Regarding a baseline -

-We have docs and monitor for frequency of sql statements, most
expensive ones, etc. (IronEye)
-I am monitoring disk reads/writes using iostat
-How do I measure commit frequency, and system events like checkpoint?
(vacuum is done nightly during less or no load)

Thanks,
Anjan


-----Original Message-----
From: Aaron W [mailto:aaronwerman@yahoo.com]
Sent: Thursday, March 04, 2004 8:58 AM
To: pgsql-performance@postgresql.org; Anjan Dave
Subject: Re: Scaling further up


....
I'd look at adding more disks first.

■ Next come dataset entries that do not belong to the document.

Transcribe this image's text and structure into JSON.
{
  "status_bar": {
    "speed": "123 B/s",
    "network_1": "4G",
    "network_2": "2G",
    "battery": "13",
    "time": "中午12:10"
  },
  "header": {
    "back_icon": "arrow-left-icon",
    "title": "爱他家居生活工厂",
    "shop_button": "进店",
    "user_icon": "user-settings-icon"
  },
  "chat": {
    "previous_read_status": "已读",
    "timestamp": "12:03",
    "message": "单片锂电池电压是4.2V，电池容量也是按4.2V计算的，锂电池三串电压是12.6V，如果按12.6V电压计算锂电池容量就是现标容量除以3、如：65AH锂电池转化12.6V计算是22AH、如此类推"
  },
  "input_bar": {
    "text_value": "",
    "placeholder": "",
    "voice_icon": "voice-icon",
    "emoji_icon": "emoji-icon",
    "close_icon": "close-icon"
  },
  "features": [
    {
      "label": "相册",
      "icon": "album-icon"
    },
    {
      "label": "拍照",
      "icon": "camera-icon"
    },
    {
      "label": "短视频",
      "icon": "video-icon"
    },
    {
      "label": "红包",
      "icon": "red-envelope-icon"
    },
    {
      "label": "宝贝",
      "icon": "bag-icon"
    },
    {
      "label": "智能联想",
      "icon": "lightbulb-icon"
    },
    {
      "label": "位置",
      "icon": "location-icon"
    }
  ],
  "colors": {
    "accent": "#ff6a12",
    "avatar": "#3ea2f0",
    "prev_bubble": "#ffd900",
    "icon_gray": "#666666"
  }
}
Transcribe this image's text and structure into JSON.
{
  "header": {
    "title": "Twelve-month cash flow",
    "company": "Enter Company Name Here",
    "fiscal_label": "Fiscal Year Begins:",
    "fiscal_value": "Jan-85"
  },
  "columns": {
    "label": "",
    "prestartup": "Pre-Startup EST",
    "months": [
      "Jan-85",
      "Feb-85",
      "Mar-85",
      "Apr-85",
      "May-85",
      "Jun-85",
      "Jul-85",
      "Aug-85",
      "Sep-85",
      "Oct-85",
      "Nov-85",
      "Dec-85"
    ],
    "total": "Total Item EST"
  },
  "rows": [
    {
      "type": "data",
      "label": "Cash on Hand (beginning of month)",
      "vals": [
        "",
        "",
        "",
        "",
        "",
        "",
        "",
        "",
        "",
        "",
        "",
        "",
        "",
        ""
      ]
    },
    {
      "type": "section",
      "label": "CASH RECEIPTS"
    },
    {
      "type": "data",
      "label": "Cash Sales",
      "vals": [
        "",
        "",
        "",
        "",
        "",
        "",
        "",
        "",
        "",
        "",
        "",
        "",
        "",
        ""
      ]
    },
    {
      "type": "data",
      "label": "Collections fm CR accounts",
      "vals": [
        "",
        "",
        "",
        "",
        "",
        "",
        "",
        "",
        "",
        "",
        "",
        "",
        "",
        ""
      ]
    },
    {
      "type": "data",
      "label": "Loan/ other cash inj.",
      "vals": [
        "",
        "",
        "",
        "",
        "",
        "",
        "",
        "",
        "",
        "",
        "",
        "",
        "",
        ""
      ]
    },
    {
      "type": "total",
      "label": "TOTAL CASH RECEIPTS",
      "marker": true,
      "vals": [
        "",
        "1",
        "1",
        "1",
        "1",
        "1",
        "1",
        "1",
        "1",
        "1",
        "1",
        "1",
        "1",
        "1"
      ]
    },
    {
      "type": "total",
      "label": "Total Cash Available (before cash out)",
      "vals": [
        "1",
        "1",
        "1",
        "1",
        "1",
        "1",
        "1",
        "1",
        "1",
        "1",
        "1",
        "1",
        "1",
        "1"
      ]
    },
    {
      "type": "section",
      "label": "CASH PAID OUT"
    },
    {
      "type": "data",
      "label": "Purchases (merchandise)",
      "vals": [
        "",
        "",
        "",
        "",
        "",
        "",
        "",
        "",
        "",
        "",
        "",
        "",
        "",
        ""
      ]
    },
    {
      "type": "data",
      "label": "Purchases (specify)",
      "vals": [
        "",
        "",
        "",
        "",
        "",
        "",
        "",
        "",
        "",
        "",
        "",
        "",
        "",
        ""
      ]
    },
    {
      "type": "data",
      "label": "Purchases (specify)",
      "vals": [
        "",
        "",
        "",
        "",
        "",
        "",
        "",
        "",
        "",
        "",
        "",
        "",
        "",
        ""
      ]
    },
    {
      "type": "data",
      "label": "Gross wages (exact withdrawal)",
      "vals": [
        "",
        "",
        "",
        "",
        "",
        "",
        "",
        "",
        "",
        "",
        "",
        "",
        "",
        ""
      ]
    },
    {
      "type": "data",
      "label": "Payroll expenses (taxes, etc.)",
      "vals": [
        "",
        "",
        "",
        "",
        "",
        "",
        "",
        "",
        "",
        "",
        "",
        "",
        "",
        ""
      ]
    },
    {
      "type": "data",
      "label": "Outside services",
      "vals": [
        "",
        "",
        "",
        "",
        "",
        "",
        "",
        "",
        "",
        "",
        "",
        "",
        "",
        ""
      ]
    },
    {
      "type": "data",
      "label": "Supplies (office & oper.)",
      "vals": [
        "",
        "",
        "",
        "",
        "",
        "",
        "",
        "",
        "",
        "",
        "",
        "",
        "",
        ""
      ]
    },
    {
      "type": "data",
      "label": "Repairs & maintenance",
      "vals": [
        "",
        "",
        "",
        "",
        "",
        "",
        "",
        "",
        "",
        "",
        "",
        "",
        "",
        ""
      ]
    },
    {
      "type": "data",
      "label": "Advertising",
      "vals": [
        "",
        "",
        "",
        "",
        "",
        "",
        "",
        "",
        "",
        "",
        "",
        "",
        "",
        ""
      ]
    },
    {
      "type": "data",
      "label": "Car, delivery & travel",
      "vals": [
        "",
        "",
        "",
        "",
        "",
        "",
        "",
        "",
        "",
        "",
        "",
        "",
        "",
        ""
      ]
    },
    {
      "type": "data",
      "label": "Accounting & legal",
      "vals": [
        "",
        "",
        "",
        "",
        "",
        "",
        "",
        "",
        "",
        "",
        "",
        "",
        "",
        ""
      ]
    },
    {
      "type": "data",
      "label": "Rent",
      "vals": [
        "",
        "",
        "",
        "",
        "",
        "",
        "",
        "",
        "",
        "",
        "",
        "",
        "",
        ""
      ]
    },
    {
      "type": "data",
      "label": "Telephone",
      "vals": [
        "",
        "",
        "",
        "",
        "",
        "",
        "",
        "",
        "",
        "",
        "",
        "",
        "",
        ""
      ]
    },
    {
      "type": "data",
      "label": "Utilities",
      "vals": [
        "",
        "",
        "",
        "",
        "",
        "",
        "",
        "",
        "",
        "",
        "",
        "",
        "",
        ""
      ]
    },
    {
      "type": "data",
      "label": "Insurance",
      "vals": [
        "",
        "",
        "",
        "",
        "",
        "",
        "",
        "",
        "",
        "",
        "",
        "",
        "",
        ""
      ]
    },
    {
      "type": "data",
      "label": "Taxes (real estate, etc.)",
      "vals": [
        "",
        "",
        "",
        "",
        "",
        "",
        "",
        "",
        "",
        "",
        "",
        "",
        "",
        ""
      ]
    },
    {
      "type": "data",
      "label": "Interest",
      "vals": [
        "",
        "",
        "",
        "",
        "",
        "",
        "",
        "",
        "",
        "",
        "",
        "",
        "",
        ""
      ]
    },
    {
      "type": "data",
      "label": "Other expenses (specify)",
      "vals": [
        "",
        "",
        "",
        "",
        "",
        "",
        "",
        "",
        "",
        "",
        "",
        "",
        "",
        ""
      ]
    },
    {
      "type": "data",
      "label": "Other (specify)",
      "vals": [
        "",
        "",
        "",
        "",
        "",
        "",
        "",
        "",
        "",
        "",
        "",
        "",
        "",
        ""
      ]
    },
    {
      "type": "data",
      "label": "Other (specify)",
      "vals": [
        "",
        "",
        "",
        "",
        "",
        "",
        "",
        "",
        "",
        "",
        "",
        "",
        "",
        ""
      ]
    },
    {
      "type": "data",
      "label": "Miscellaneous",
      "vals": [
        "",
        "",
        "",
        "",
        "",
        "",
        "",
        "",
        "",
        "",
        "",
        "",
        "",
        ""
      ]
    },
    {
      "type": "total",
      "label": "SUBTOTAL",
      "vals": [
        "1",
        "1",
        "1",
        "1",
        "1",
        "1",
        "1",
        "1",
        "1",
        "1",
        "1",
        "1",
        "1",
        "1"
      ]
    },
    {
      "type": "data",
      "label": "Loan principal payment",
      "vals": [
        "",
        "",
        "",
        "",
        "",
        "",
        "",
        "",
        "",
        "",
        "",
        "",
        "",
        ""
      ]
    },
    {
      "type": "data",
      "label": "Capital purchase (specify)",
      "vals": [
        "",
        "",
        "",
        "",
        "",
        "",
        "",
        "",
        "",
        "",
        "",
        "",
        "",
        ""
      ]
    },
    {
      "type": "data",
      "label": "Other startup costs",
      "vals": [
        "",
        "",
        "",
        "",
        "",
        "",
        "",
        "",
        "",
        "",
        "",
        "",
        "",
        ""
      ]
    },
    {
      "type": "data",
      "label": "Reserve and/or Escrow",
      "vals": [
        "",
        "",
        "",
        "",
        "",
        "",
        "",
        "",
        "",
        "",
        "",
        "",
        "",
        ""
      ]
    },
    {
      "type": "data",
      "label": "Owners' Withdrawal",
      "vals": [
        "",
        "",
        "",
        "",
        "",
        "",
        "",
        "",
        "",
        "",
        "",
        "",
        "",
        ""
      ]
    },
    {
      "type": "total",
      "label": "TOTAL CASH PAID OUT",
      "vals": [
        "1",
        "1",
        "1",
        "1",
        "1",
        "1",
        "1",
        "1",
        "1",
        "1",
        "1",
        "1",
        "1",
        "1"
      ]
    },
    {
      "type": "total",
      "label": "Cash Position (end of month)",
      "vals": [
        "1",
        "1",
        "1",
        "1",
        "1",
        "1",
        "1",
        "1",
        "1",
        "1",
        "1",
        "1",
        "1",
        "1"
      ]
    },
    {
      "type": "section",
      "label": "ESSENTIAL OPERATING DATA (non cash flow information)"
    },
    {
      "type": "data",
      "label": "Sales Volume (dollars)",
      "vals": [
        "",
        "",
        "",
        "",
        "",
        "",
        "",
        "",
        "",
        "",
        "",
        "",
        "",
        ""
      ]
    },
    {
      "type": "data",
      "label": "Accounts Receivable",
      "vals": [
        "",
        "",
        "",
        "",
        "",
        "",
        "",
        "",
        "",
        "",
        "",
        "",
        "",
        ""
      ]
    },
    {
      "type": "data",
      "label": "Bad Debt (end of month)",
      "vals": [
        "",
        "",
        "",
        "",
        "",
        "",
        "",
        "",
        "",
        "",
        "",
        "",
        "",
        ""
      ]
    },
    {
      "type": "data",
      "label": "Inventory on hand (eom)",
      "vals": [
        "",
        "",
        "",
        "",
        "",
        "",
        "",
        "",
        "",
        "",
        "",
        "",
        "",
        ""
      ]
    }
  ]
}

Depending on what
type of query
load you get, that box sounds like it will be very
much I/O bound....

Given a a 13G database on a 12G system, with a low
growth rate, it is likely that there is almost no I/O
for most activities. The exception is checkpointing.
The first thing I'd do is try to build a spreadsheet
model of:
- select frequency, and # logical and physical reads
involved
- insert/delete/update frequency, and # logical and
physical read and writes involved
- commit frequency, etc.
(start out with simplistic assumptions, and do it for
peak load)
- system events (checkpoints, vacuum)

I assume that the only high I/O you will see will be
for logging. The RAID issue there is basically
obviated by the sequential write nature of WAL. If
that is the case, EMC is not the most cost effective
or obvious  solution - since the value they provide is
mostly manageability for disaster recovery. The goal
in this case is to write at the application max speed,
and with  mimimal latency. Any responsible battery
backed up write through (mirrored) cached controller
can do that for you.

On the other hand, if your requests are not *all*
trivial, you are going to test the hardware and
scheduling algorithms of OS and pg. Even if 0.1% of
3,000 tps take a second - that ends up generating 3
seconds of load.... Any, even slightly, slow
transactions will generate enormous queues which slow
down everything.

In most systems of this volume I've seen, the mix of
activities is constantly invalidating cache, making L2
caching less important. Memory to CPU bus speed is a
limiting factor, as well as raw CPU speed in
processing the requests. Xeon is not a great
architecture for this because of FSB contention; I
suspect a 4-way will be completely FSB bottlenecked so
a more than 4 way would likely not change performance.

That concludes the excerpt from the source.